Respect is described as following the Golden Rule, being tolerant of differences and using good manners. It is to be considerate of the feelings of others and not threatening or hurting anyone. And, finally, respect includes dealing peacefully with anger, insults and disagreements.

Webster’s Third New International Dictionary includes in its definition of respect, “an act of noticing with attention ... consideration ... heed, care.” The fourth edition of the American Heritage Dictionary adds, “to relate or refer to.” Aspects of respect include courtesy, honor, regard, consideration, value, appreciation, cherishing and mindfulness.

Might this really be enough to raise well-behaved children?
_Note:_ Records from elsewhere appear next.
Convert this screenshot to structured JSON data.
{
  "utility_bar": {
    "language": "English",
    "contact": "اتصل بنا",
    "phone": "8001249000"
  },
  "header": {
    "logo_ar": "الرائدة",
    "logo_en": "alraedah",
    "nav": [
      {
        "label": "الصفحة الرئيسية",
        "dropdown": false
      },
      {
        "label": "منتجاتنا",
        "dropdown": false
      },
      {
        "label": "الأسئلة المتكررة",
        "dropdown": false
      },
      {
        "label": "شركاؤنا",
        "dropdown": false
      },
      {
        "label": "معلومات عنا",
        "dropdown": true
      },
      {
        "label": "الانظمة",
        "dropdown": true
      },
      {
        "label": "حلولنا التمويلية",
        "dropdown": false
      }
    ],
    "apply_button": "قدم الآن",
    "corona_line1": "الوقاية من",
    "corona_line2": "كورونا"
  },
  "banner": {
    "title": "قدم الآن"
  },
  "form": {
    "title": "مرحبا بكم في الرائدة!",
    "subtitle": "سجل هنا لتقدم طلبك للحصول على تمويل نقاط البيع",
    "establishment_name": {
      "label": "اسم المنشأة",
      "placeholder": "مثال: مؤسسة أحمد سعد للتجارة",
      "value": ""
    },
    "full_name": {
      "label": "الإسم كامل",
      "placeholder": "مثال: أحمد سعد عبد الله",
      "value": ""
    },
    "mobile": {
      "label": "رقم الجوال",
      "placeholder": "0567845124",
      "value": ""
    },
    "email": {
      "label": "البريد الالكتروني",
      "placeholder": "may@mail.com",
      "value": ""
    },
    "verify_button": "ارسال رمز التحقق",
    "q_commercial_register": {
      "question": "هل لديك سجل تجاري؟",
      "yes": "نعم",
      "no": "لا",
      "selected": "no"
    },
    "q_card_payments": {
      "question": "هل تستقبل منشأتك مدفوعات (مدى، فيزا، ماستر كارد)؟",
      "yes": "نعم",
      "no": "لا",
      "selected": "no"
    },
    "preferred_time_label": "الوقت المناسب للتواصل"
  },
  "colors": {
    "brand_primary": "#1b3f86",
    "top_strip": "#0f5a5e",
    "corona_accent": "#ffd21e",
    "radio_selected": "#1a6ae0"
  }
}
All of the character facets listed in the many dictionary definitions and in Josephson’s description seem like admirable things to teach our children. Will they make them well-behaved in any particular person’s eyes? Out of respect, of course, I cannot speak for others. I don’t even agree with my own mother, who just today said, “You just lay down the law and that’s that” in regard to raising children. I was reminded of a comment Alan Greenspan made that rules are no substitute for character. I would have to agree.

Even though they are easier to be around, I’ve never preferred the controlled, rule-following children. Give me the inquisitive, exploring, fun-loving ones every time. They will make some mistakes. They will learn from them. They will ask us, as the adults around them, to work harder, to respect them, to answer hard questions, to think, even to question our own moral values.
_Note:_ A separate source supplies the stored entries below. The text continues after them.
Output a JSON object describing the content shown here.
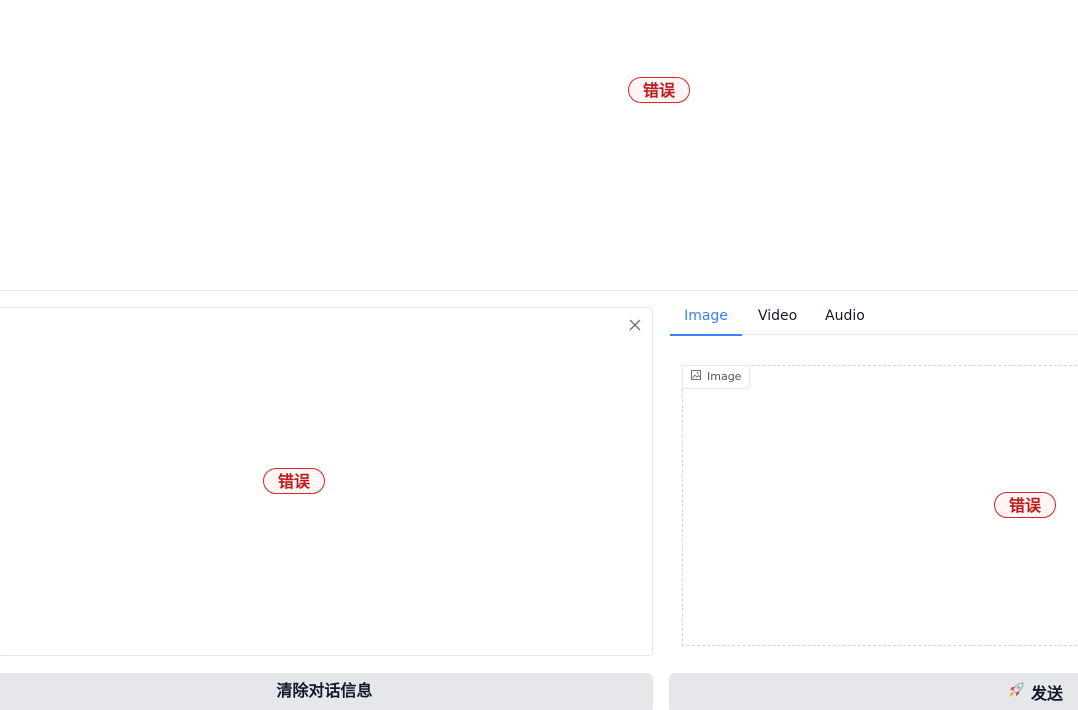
{
  "chatbot": {
    "error_label": "错误"
  },
  "text_input": {
    "error_label": "错误"
  },
  "media_input": {
    "tabs": [
      {
        "label": "Image",
        "active": true
      },
      {
        "label": "Video",
        "active": false
      },
      {
        "label": "Audio",
        "active": false
      }
    ],
    "image_label": "Image",
    "error_label": "错误"
  },
  "actions": {
    "clear_label": "清除对话信息",
    "send_label": "发送",
    "send_icon": "rocket-icon"
  },
  "colors": {
    "accent": "#3b82f6",
    "error": "#dc2626",
    "button_bg": "#e5e7eb"
  }
}
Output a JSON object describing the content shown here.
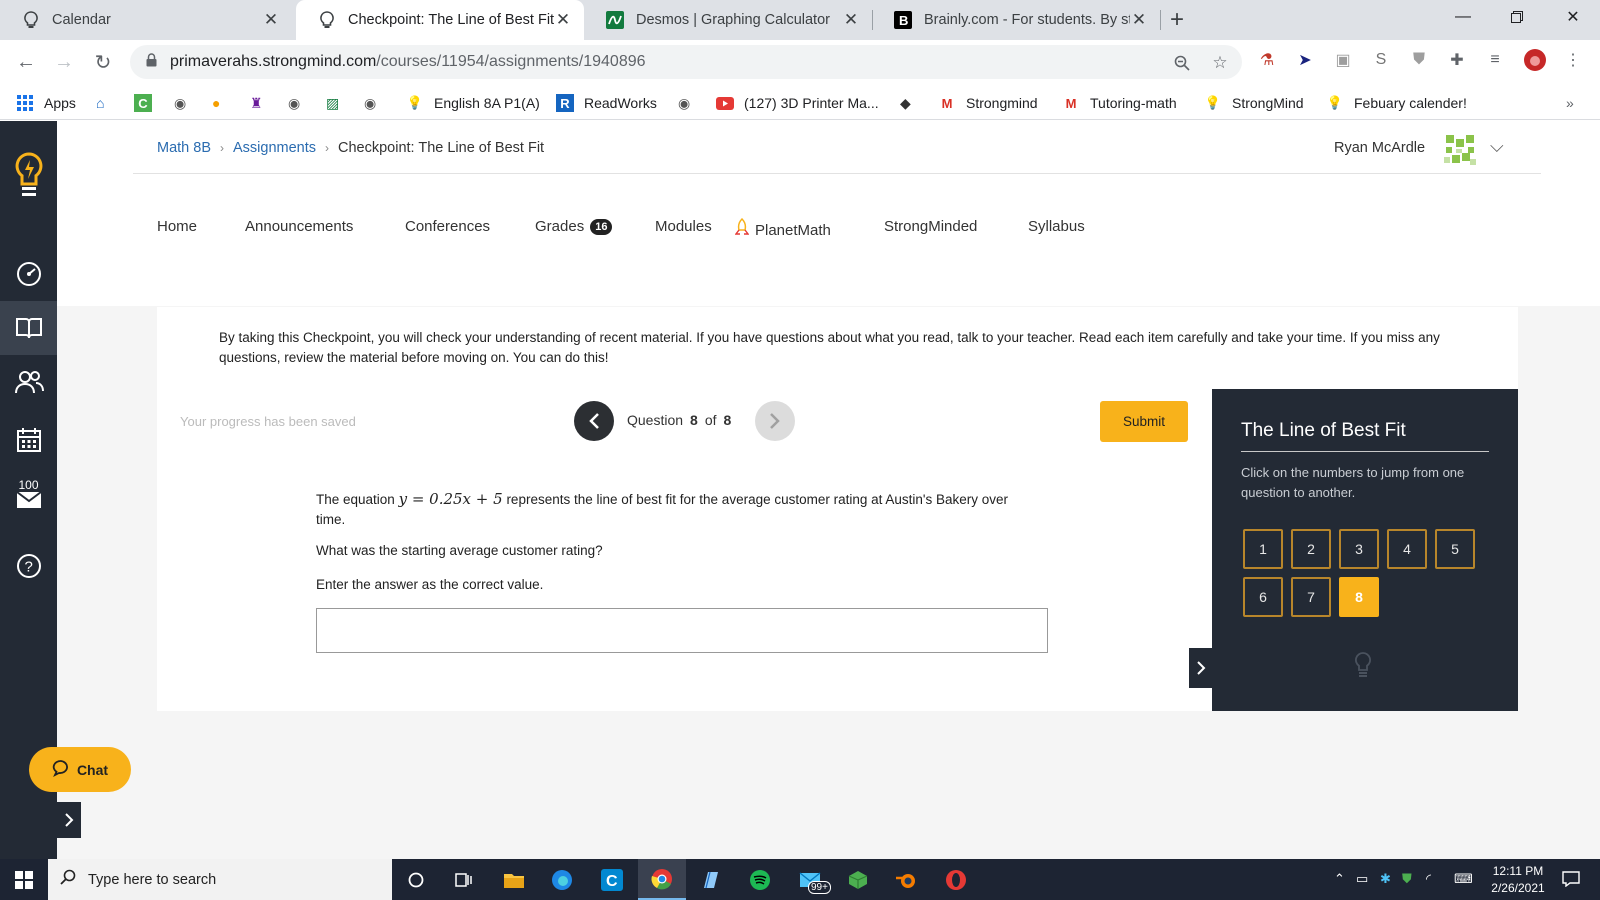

But oh, how interesting they will be! How individual. How intriguing. Boundaries and limits, yes. Respect includes honoring the limits another places. Boundaries that are flexible and expand develop children’s minds and bodies.

Respect is the objective, unbiased consideration and regard for the rights, values, beliefs and property of all people. Respect, when mutual, allows for growth in diversity, learning from each other at all ages and in all walks of life.

While I do not believe it is so much about rules, but peace, love, respect, and understanding, I would propose the following for parents:

* Don’t lie to your children.

* Admit when you are wrong.

* Be willing to profess sincere regret for words or actions.

* Let children know that doing the right thing is often difficult and unpopular.

* Show respect for yourself, others and the environment. (With regard to the environment, this may be that of home, business or the Alaskan tundra, and even the law, to name just a few possibilities.)

The ever-expanding chase after the muse takes both Catharine and I to far-flung places and topics.

This time, I’ve ventured into pretty common territory. I am not saying anything new, but I see so many signs of disrespect -- in adults even more than in children -- that I don’t hesitate to say it all again.

From Immanuel Kant to Aretha Franklin to a left-wing political party in the UK, many before me have broached the subject of respect in one form or another. I’ll just stick with keeping it light and go with Aretha -- All I’m asking (hooo) is for a little respect.... “ It goes a long, long way.